Before this I rid a DH2 2009 and its supposed to be a 7 and it is like 2 on my scale higher than the t rice. Personaly Im happy I didn't decide to get a proto 1 because it seems like 1/2 of everyone here has one 2 I think if poeple say the t rice is really stiff board the proto to me is probably way to flexy for my liking. Then again you cant go wrong with either boards, but coming from a guy who was in your situation if you spend the extra 100 on the trice pro hp you wont be disappointed and the added benefits of lib tech as you aleady know are amazing.


----------



## orb (Sep 29, 2011)

I was having a very similar thoughts and this thread has pretty much sold me on the proto ct. I have only ridden two boards and both "seem" stiff but maybe I'm just lighter than most (5'10, 135lbs). First was a 156 Burton Motion and my current board is the 2007 154.5 GNU Riders Choice which I still really like. All the stiffness talk about the TR makes me want to Proto CT just to change it up and get a little more pop. There is a free NS demo day at loveland this weekend so hopefully I can try out both sizes. I'm debating between the 152 and the 154 but I'm pretty afraid the 152 won't handle any sort of deep powder well. Thoughts or suggestions?


----------



## jdang307 (Feb 6, 2011)

orb said:


> I was having a very similar thoughts and this thread has pretty much sold me on the proto ct. I have only ridden two boards and both "seem" stiff but maybe I'm just lighter than most (5'10, 135lbs). First was a 156 Burton Motion and my current board is the 2007 154.5 GNU Riders Choice which I still really like. All the stiffness talk about the TR makes me want to Proto CT just to change it up and get a little more pop. There is a free NS demo day at loveland this weekend so hopefully I can try out both sizes. I'm debating between the 152 and the 154 but I'm pretty afraid the 152 won't handle any sort of deep powder well. Thoughts or suggestions?
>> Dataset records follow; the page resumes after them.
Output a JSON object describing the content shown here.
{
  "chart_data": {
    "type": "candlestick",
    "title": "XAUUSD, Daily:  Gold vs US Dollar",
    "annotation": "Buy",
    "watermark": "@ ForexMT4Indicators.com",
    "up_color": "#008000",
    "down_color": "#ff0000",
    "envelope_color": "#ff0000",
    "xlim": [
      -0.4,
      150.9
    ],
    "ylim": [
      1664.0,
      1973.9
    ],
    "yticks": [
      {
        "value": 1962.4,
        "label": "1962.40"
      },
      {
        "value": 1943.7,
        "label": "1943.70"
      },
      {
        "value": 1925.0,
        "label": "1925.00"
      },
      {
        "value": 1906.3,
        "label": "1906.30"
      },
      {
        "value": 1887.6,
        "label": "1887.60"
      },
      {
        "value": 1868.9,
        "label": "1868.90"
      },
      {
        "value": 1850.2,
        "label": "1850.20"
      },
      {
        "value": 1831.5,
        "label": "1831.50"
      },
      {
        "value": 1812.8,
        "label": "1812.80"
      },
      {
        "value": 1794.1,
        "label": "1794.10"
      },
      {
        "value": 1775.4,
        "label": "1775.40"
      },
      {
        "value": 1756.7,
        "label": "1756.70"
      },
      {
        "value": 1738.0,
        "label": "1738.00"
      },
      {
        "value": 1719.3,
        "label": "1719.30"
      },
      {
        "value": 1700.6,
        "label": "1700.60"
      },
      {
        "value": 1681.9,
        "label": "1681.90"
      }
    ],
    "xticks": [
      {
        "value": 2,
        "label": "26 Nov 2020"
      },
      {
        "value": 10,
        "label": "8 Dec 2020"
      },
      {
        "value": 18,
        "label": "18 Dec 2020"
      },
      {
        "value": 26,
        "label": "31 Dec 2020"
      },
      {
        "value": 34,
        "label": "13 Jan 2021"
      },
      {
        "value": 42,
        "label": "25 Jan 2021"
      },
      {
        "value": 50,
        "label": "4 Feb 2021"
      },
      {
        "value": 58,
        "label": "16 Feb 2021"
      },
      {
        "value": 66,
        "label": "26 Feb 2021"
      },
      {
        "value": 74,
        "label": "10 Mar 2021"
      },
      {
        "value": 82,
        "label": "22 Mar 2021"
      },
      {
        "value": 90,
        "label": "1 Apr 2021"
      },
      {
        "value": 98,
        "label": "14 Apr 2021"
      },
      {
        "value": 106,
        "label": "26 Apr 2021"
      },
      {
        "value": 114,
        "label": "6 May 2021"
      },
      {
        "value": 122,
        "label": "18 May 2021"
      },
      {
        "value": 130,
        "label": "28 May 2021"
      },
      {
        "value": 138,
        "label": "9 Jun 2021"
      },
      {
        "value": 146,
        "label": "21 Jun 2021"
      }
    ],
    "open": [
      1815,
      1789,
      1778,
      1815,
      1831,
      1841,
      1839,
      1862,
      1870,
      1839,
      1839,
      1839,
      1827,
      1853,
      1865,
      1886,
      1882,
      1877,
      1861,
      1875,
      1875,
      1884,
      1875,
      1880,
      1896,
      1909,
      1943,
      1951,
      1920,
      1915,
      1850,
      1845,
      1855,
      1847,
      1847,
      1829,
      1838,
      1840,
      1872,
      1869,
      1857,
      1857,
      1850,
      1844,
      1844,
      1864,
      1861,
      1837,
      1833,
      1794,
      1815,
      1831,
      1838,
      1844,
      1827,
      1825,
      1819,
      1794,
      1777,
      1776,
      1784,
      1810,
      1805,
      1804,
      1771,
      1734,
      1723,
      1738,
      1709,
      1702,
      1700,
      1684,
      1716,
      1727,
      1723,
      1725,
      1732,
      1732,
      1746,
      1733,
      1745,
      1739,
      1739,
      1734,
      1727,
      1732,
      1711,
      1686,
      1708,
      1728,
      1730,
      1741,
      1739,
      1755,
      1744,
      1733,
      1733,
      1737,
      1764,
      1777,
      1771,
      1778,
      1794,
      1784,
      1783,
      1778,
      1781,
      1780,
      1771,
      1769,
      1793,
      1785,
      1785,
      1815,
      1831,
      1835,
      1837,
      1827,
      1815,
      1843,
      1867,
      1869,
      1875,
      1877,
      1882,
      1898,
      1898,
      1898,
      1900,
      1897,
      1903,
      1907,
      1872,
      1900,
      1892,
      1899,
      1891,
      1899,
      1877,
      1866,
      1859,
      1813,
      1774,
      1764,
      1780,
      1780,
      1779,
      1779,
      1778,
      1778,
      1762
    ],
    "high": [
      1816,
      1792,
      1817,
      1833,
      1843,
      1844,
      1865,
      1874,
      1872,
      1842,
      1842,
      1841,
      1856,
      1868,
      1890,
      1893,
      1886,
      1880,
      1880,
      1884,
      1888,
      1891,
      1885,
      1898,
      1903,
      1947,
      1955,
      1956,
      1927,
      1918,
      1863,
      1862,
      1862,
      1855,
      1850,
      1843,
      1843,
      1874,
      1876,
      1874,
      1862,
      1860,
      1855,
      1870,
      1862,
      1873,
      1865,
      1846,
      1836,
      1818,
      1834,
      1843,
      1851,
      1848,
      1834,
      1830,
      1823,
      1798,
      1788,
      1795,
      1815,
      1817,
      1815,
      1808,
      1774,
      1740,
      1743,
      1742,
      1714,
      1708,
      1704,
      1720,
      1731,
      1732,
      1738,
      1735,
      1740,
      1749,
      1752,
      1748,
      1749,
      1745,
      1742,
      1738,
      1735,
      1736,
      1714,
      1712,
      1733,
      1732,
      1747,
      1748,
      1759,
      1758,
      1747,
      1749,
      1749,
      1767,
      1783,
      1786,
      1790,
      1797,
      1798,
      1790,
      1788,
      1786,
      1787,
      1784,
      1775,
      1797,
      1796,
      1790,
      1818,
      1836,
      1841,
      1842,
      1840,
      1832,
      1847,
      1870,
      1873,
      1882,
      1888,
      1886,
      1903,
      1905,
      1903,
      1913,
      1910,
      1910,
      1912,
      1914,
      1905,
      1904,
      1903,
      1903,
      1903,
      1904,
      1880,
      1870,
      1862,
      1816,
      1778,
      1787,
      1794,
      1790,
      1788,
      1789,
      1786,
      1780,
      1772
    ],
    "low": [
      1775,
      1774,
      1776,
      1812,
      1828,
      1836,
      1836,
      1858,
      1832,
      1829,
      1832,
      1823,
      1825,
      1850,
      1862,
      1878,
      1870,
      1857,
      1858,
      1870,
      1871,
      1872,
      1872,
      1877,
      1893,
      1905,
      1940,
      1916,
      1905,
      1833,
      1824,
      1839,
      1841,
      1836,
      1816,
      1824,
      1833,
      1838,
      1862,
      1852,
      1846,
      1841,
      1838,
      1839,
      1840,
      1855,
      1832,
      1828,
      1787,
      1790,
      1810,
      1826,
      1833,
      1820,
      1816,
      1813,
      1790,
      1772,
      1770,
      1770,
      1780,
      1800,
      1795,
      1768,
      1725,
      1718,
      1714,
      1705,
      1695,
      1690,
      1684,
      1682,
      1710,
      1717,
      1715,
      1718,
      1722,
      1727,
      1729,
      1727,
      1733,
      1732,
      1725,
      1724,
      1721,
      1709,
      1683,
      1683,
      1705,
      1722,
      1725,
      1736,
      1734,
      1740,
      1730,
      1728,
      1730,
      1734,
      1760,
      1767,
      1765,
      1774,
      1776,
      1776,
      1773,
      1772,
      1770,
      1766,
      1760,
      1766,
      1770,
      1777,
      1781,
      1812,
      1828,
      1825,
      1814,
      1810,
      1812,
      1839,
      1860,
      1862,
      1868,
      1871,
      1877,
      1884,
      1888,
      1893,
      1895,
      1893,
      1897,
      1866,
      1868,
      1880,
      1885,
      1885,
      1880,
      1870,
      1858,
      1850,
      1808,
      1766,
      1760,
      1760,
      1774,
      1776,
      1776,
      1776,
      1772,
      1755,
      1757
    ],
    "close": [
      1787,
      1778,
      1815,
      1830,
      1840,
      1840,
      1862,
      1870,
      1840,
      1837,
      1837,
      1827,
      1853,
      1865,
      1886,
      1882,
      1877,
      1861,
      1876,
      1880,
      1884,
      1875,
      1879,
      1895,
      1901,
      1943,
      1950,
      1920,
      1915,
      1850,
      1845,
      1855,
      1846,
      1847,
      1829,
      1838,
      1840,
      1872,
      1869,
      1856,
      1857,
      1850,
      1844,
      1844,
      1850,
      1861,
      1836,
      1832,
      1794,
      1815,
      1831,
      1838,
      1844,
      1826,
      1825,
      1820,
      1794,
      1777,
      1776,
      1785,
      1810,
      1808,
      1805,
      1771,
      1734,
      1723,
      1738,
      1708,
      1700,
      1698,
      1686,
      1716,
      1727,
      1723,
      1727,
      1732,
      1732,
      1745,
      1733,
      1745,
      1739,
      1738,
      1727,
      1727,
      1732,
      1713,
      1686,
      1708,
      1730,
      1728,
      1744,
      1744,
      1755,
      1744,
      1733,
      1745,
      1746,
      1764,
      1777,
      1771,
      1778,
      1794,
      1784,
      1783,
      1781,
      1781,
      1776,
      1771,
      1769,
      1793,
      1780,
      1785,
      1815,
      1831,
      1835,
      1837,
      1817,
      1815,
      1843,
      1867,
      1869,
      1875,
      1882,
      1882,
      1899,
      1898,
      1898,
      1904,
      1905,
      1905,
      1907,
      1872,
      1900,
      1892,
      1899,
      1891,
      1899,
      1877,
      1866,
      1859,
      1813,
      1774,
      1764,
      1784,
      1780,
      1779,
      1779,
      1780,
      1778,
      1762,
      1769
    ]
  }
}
No experience with the Proto but I'm a little heavier than you and rode the 151 SL which is the same flex but more damp. If you're looking for something not so stiff, I'd suggest comparing a 152 Proto vs. an Evo. The 154 IMO will be fairly stiff for your weight.

My suggestion. You have a rider's choice, which from what I've read is a good all mountain freestyle deck. Are you looking for something more playful and soft? I'd demo the proto and Evo if I were you.


----------



## orb (Sep 29, 2011)

jdang307 said:


> No experience with the Proto but I'm a little heavier than you and rode the 151 SL which is the same flex but more damp. If you're looking for something not so stiff, I'd suggest comparing a 152 Proto vs. an Evo. The 154 IMO will be fairly stiff for your weight.
> 
> My suggestion. You have a rider's choice, which from what I've read is a good all mountain freestyle deck. Are you looking for something more playful and soft? I'd demo the proto and Evo if I were you.


Yeah, looking for something a bit more playful and easier to spin. Thanks for the advice. I was actually just looking at a used 151 10/11 Evo for $275...kinda tempting if I like it after this weekend and it's in good shape like he says..


----------



## jdang307 (Feb 6, 2011)

orb said:


> Yeah, looking for something a bit more playful and easier to spin. Thanks for the advice. I was actually just looking at a used 151 10/11 Evo for $275...kinda tempting if I like it after this weekend and it's in good shape like he says..


Yes, I hear that's a great board but keep in mind the 2012 is much changed due to the blunted tips. But people loved the 2011 as well so I'm sure it's still a great board.

Def. get on an Evo and Proto. I would love to get on a Proto too, so let us know how you feel about the difference between the two!


----------



## buddhafist24 (Dec 31, 2008)

What would the differences be in dampening between the T Rice and Proto? In general, are Never Summer boards more damp?


----------